The end result of Google SGE going live as the default search experience would be a weaker, more siloed Internet, but likely a wealthier Google. The company would increase its time-on-site, ad revenue and ecommerce referrals. It would also please investors, who want to see it compete with OpenAI and Bing. Some readers may grouse about the quality of the information, which can be outdated, false or word-for-word plagiarized, but taking up the entire first screen of results will be enough for Google to grab a huge percentage – if not the majority – of its current outbound clicks.

Many people I have talked to about and shown Google SGE can’t believe that the company would roll such a dangerous, poor-quality and web-breaking experience out to everyone. We can hope that the final product won’t take up as much screen real estate as what we’re seeing today. But Google is already making this the daily search experience for anyone who, like me, signs up for the beta. And it has every economic incentive to make this the new default experience for 91 percent of the web’s searches.
What Publishers Can Do, What Users Can Do

Anyone who publishes on the web and needs people to actually read their work is in a precarious position, because of Google’s SGE. Almost every publication desperately needs to keep getting referrals from Google, so they can’t opt out of being indexed and having their data scraped. But if Google makes SGE the default search experience, the amount of Google referrals may fall so sharply that they can’t keep the lights on.

Bing took only a few months to go from having its AI Chat in a limited beta to it being available to everyone. If Google follows a similar timeline, it could go from being a search engine to a zero-click, plagiarism engine by this fall.

Publishers and publishing associations are still grappling with what AI plagiarism could do to their businesses. The News / Media Alliance, an industry group that represents magazines and newspapers, published a set of AI principles that states “The unlicensed use of content created by our companies and journalists by GAI systems is an intellectual property infringement: GAI systems are using proprietary content without permission.”

Getty Images is suing Stability AI to prevent the company from using its copyrighted images in training data. The image library has even asked a UK court to block sales of the AI system in that country. IAC Media Chairman Barry Diller has advocated for media companies to sue AI vendors over the unauthorized use of training data.

Will publishers sue Google over what it’s doing with SGE? There’s an argument that the word-for-word copying of information from websites without permission is a form of copyright infringement, even if the source was cited. However, we haven’t seen this litigated in court yet. And many companies, needing whatever traffic they will still get from Google, would want to avoid getting on the company’s bad side.

Companies could band together, through trade associations, to demand that Google respect intellectual property and not take actions that would destroy the open web as we know it.

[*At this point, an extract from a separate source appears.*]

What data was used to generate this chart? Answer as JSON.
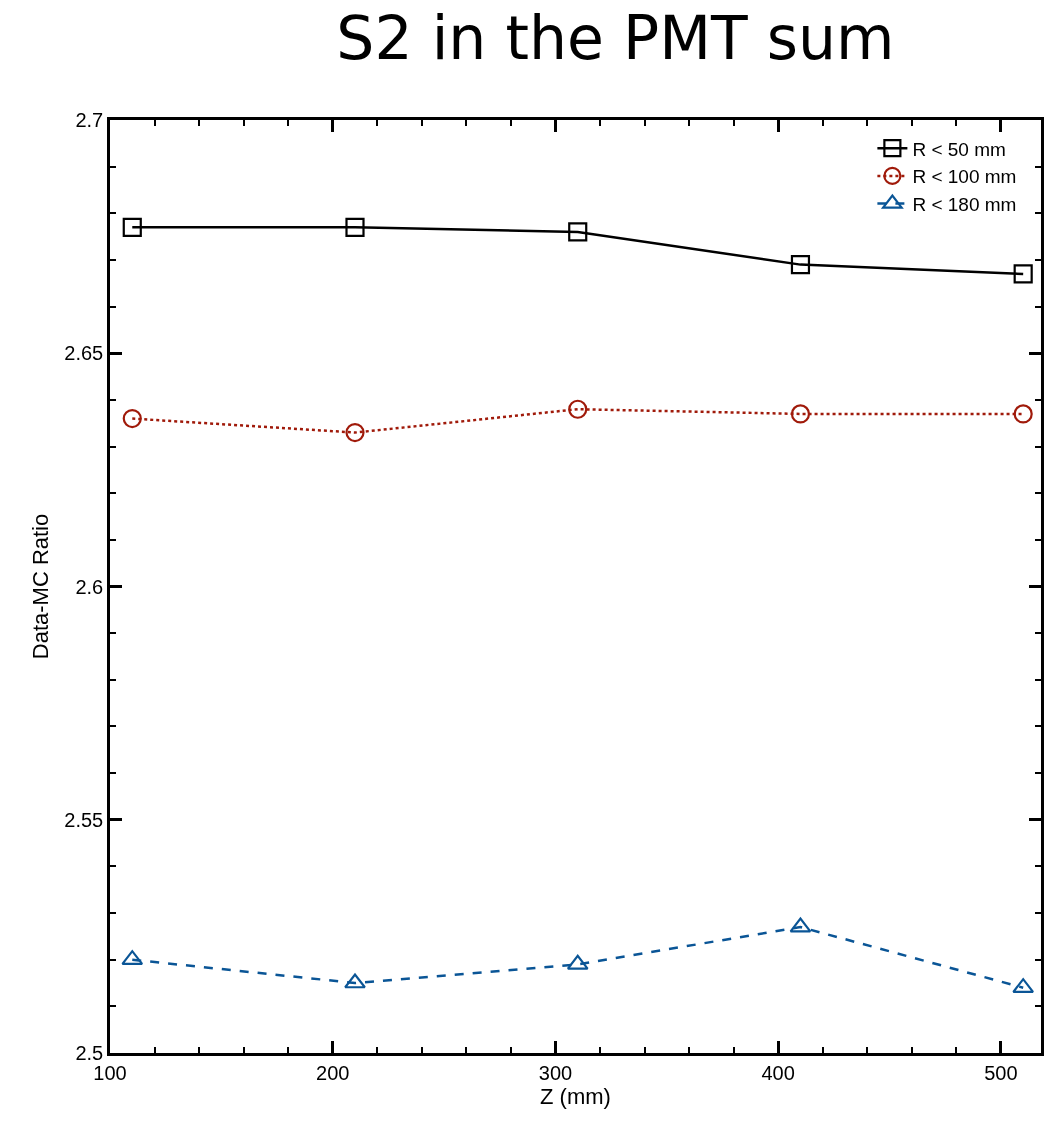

Readers can help by either scrolling past the company’s SGE to click on organic results or switching to a different search engine. Bing has shown a better way to incorporate AI, making its chatbot the non-default option and citing every piece of information it uses with a specific link back (the links aren’t very prominent, however).

In the end, if Google follows through with its current iteration of SGE, it will damage the quality of its own service. The content that the bot trains on would get worse and worse as more quality publishers left the open web. Eventually, users would start looking for a service that provides better answers. But by that time, the damage done to the entire web information ecosystem could be irreparable.

Note: As with all of our op-eds, the opinions expressed here belong to the writer alone and not Tom's Hardware as a team.